After the Cure” by medical historian Emily Abel and medical sociologist Saskia Subramanian is an important contribution to the understanding of survivorship, not as an identity so much but as a lived experience. it is about life after cancer treatment ends (if it ends) and the lingering or latent side effects. While some cancer centers have survivorship programs, most people receive treatment in communities without these resources. They leave active treatment and feel like they are, as The Wall Street Journal describes, “walking off a cliff.” Abel and Subramanian explore why this may be the case.

The authors interview 74 women treated for breast cancer who have no evidence of disease (NED). “Cured” at the time of the interviews, twelve women did develop recurrences (when the cancer comes back) later on. The accounts in the book, however, reflect the period when these women were no longer in active treatment. They describe long-term post-treatment side effects that cover the spectrum of debilitating fatigue, weakness, nerve damage, pain, memory loss and/or inability to concentrate (i.e., chemo-brain), insomnia, lymphedema, headaches, arthritis, loss of sex drive, emotional difficulties, and other symptoms. Rather than embodying the identity of the thriving survivor, an accumulation of diverse symptoms along with a lack of information and support gave these women the sense that they were alone, voiceless, and that “their bodies and minds were falling apart.”

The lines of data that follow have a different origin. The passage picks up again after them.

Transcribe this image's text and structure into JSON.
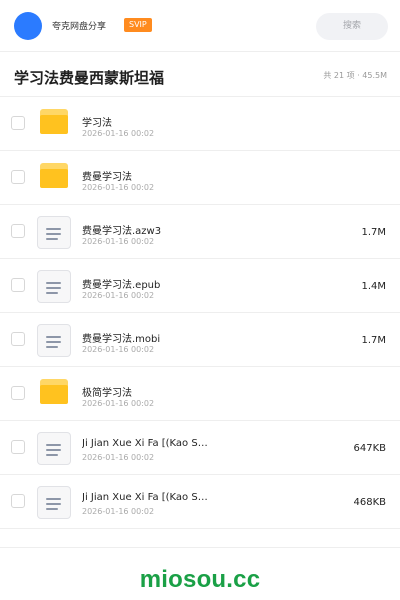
{
  "header": {
    "user_name": "夸克网盘分享",
    "badge": "SVIP",
    "search_placeholder": "搜索",
    "avatar_color": "#2b7bff"
  },
  "share": {
    "title": "学习法费曼西蒙斯坦福",
    "summary": "共 21 项 · 45.5M"
  },
  "files": [
    {
      "type": "folder",
      "name": "学习法",
      "date": "2026-01-16 00:02",
      "size": ""
    },
    {
      "type": "folder",
      "name": "费曼学习法",
      "date": "2026-01-16 00:02",
      "size": ""
    },
    {
      "type": "file",
      "name": "费曼学习法.azw3",
      "date": "2026-01-16 00:02",
      "size": "1.7M"
    },
    {
      "type": "file",
      "name": "费曼学习法.epub",
      "date": "2026-01-16 00:02",
      "size": "1.4M"
    },
    {
      "type": "file",
      "name": "费曼学习法.mobi",
      "date": "2026-01-16 00:02",
      "size": "1.7M"
    },
    {
      "type": "folder",
      "name": "极简学习法",
      "date": "2026-01-16 00:02",
      "size": ""
    },
    {
      "type": "file",
      "name": "Ji Jian Xue Xi Fa [(Kao S…",
      "date": "2026-01-16 00:02",
      "size": "647KB"
    },
    {
      "type": "file",
      "name": "Ji Jian Xue Xi Fa [(Kao S…",
      "date": "2026-01-16 00:02",
      "size": "468KB"
    }
  ],
  "watermark": "miosou.cc",
  "colors": {
    "svip": "#ff8b1f",
    "folder": "#ffc21f",
    "watermark": "#1aa046"
  }
}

The women in “After the Cure” describe health practitioners who view post-treatment complaints only in terms of the cancer itself (i.e., testing for cancer presence or progression but failing to consider other causes of difficulty such as the side effects of treatments. Some believed that their doctors were genuinely annoyed with them. One woman said, “It was like, okay we saved your life, now leave us the hell alone.” The pressure to survive beautifully, “beat” cancer, and “get back out there” seemed to suggest to these women that their difficulties would diminish if they just had the right attitude. When their problems did not go away, this mind-over-matter sentiment got them prescriptions for counseling or anti-depressants instead of help in getting to the roots of their problems.

As a result of physical and emotional difficulties some women could not work or needed to cut back substantially. Others had no choice but to keep working or providing family care and did so with little to no support, only compounding their challenges. Ongoing side effects typically led to a withdrawal from work and social activities all while dealing with the burdens of medical appointments, bills, insurance problems, altered relationships, and physical and emotional suffering. Expecting none of this–because they thought they would get treatment and get back to normal–these “survivors” felt isolated and silenced.

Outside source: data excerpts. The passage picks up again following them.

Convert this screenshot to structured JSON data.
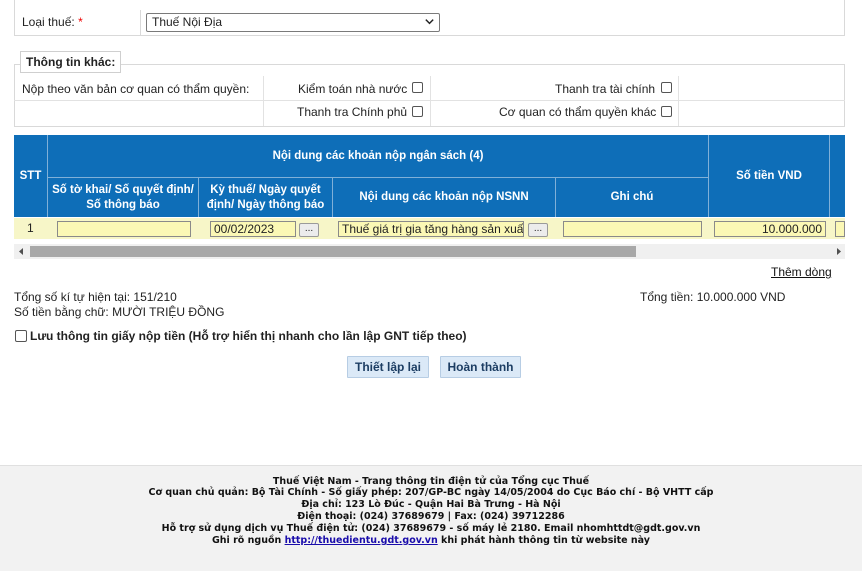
{
  "tax_type": {
    "label": "Loại thuế:",
    "required_mark": "*",
    "selected": "Thuế Nội Địa"
  },
  "other_info": {
    "legend": "Thông tin khác:",
    "submit_by_doc_label": "Nộp theo văn bản cơ quan có thẩm quyền:",
    "options": {
      "state_audit": "Kiểm toán nhà nước",
      "finance_inspect": "Thanh tra tài chính",
      "gov_inspect": "Thanh tra Chính phủ",
      "other_authority": "Cơ quan có thẩm quyền khác"
    }
  },
  "table": {
    "headers": {
      "stt": "STT",
      "group": "Nội dung các khoản nộp ngân sách (4)",
      "doc_no": "Số tờ khai/ Số quyết định/ Số thông báo",
      "period": "Kỳ thuế/ Ngày quyết định/ Ngày thông báo",
      "content": "Nội dung các khoản nộp NSNN",
      "note": "Ghi chú",
      "amount": "Số tiền VND"
    },
    "rows": [
      {
        "stt": "1",
        "doc_no": "",
        "period": "00/02/2023",
        "content": "Thuế giá trị gia tăng hàng sản xuất",
        "note": "",
        "amount": "10.000.000",
        "dots": "..."
      }
    ]
  },
  "add_row": "Thêm dòng",
  "char_count": "Tổng số kí tự hiện tại: 151/210",
  "total": "Tổng tiền: 10.000.000 VND",
  "amount_in_words": "Số tiền bằng chữ: MƯỜI TRIỆU ĐỒNG",
  "save_info_label": "Lưu thông tin giấy nộp tiền (Hỗ trợ hiển thị nhanh cho lần lập GNT tiếp theo)",
  "buttons": {
    "reset": "Thiết lập lại",
    "finish": "Hoàn thành"
  },
  "footer": {
    "line1": "Thuế Việt Nam - Trang thông tin điện tử của Tổng cục Thuế",
    "line2": "Cơ quan chủ quản: Bộ Tài Chính - Số giấy phép: 207/GP-BC ngày 14/05/2004 do Cục Báo chí - Bộ VHTT cấp",
    "line3": "Địa chỉ: 123 Lò Đúc - Quận Hai Bà Trưng - Hà Nội",
    "line4": "Điện thoại: (024) 37689679 | Fax: (024) 39712286",
    "line5": "Hỗ trợ sử dụng dịch vụ Thuế điện tử: (024) 37689679 - số máy lẻ 2180. Email nhomhttdt@gdt.gov.vn",
    "line6_pre": "Ghi rõ nguồn",
    "line6_link": "http://thuedientu.gdt.gov.vn",
    "line6_post": "khi phát hành thông tin từ website này"
  }
}
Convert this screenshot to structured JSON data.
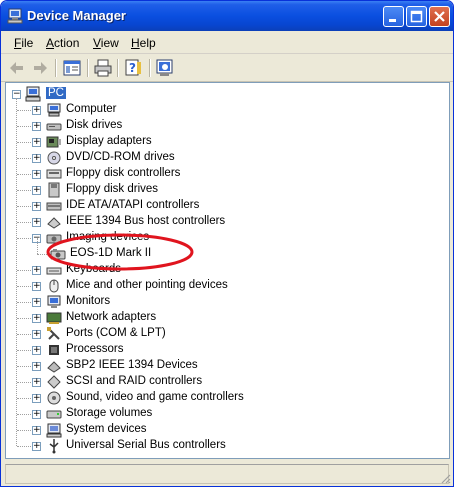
{
  "window": {
    "title": "Device Manager"
  },
  "menu": {
    "file": "File",
    "action": "Action",
    "view": "View",
    "help": "Help"
  },
  "tree": {
    "root": "PC",
    "items": [
      {
        "label": "Computer",
        "icon": "computer-icon"
      },
      {
        "label": "Disk drives",
        "icon": "disk-drive-icon"
      },
      {
        "label": "Display adapters",
        "icon": "display-adapter-icon"
      },
      {
        "label": "DVD/CD-ROM drives",
        "icon": "cd-drive-icon"
      },
      {
        "label": "Floppy disk controllers",
        "icon": "floppy-controller-icon"
      },
      {
        "label": "Floppy disk drives",
        "icon": "floppy-drive-icon"
      },
      {
        "label": "IDE ATA/ATAPI controllers",
        "icon": "ide-controller-icon"
      },
      {
        "label": "IEEE 1394 Bus host controllers",
        "icon": "ieee1394-icon"
      },
      {
        "label": "Imaging devices",
        "icon": "imaging-device-icon",
        "expanded": true
      },
      {
        "label": "EOS-1D Mark II",
        "icon": "camera-icon",
        "child": true
      },
      {
        "label": "Keyboards",
        "icon": "keyboard-icon"
      },
      {
        "label": "Mice and other pointing devices",
        "icon": "mouse-icon"
      },
      {
        "label": "Monitors",
        "icon": "monitor-icon"
      },
      {
        "label": "Network adapters",
        "icon": "network-adapter-icon"
      },
      {
        "label": "Ports (COM & LPT)",
        "icon": "port-icon"
      },
      {
        "label": "Processors",
        "icon": "processor-icon"
      },
      {
        "label": "SBP2 IEEE 1394 Devices",
        "icon": "sbp2-icon"
      },
      {
        "label": "SCSI and RAID controllers",
        "icon": "scsi-icon"
      },
      {
        "label": "Sound, video and game controllers",
        "icon": "sound-icon"
      },
      {
        "label": "Storage volumes",
        "icon": "storage-volume-icon"
      },
      {
        "label": "System devices",
        "icon": "system-device-icon"
      },
      {
        "label": "Universal Serial Bus controllers",
        "icon": "usb-icon"
      }
    ]
  },
  "colors": {
    "titlebar": "#0a4fe0",
    "highlight": "#316ac5",
    "annotation": "#e0141e"
  }
}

The experiences described in “After the Cure” are not uniformly bleak. They contain elements of personal transformation as women learn to live with vulnerability and uncover inner resources. They also value the people in their lives who are willing to walk with them on the cancer path.

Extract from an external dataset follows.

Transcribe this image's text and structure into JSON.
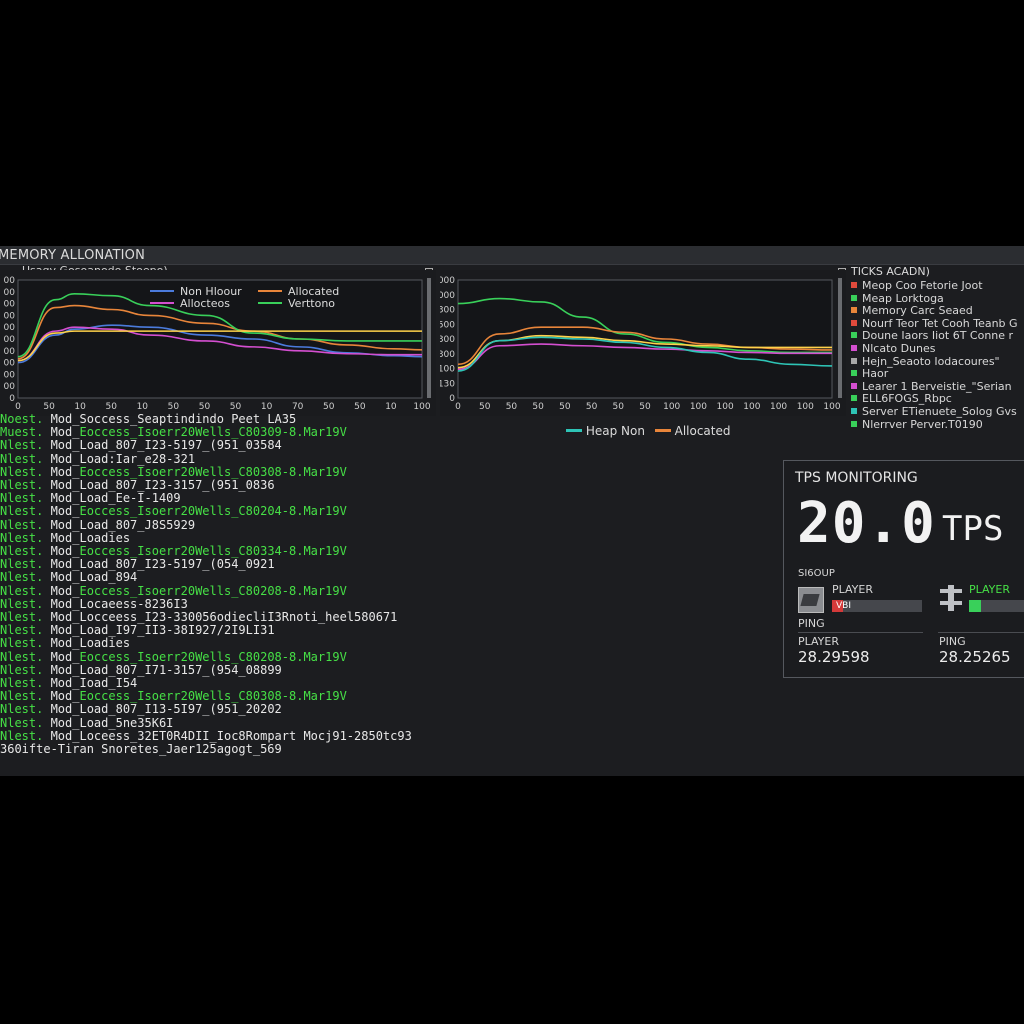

But it stands out in this book that the women interviewed had very narrowed lives as a result of treatment effects but also from inadequate social support and cultural ideals that place a heavy burden on people to overcome adversity. The authors conclude that, “expectations of cure produce a deep current of suspicion about chronic health,” which in turn contributes to shame about lingering health problems and diminished assertiveness in demanding accommodations and support. The authors argue for a dismantling of the structures and ideals that encumber the lives of all disabled people (p. 142).

The study was funded in part by Susan G. Komen for the Cure.

After the Cure: The Untold Stories of Breast Cancer Survivors, by Emily K. Abel and Saskia K. Subramanian. NYU Press, 2010. 208 pp. ISBN: 978-0814707357

Breast Cancer Consortium founder Gayle Sulik is a social science researcher and writer affiliated with the University at Albany (SUNY) Department of Women’s Studies. With expertise in medical sociology and interdisciplinary community research, her scholarship has focused on medical consumerism, technology, cancer survivorship, health policy, and specifically the culture and industry of breast cancer. She is author of Pink Ribbon Blues: How Breast Cancer Culture Undermines Women’s Health (Oxford, 2011) as well numerous articles, essays, and book chapters on health and medicine.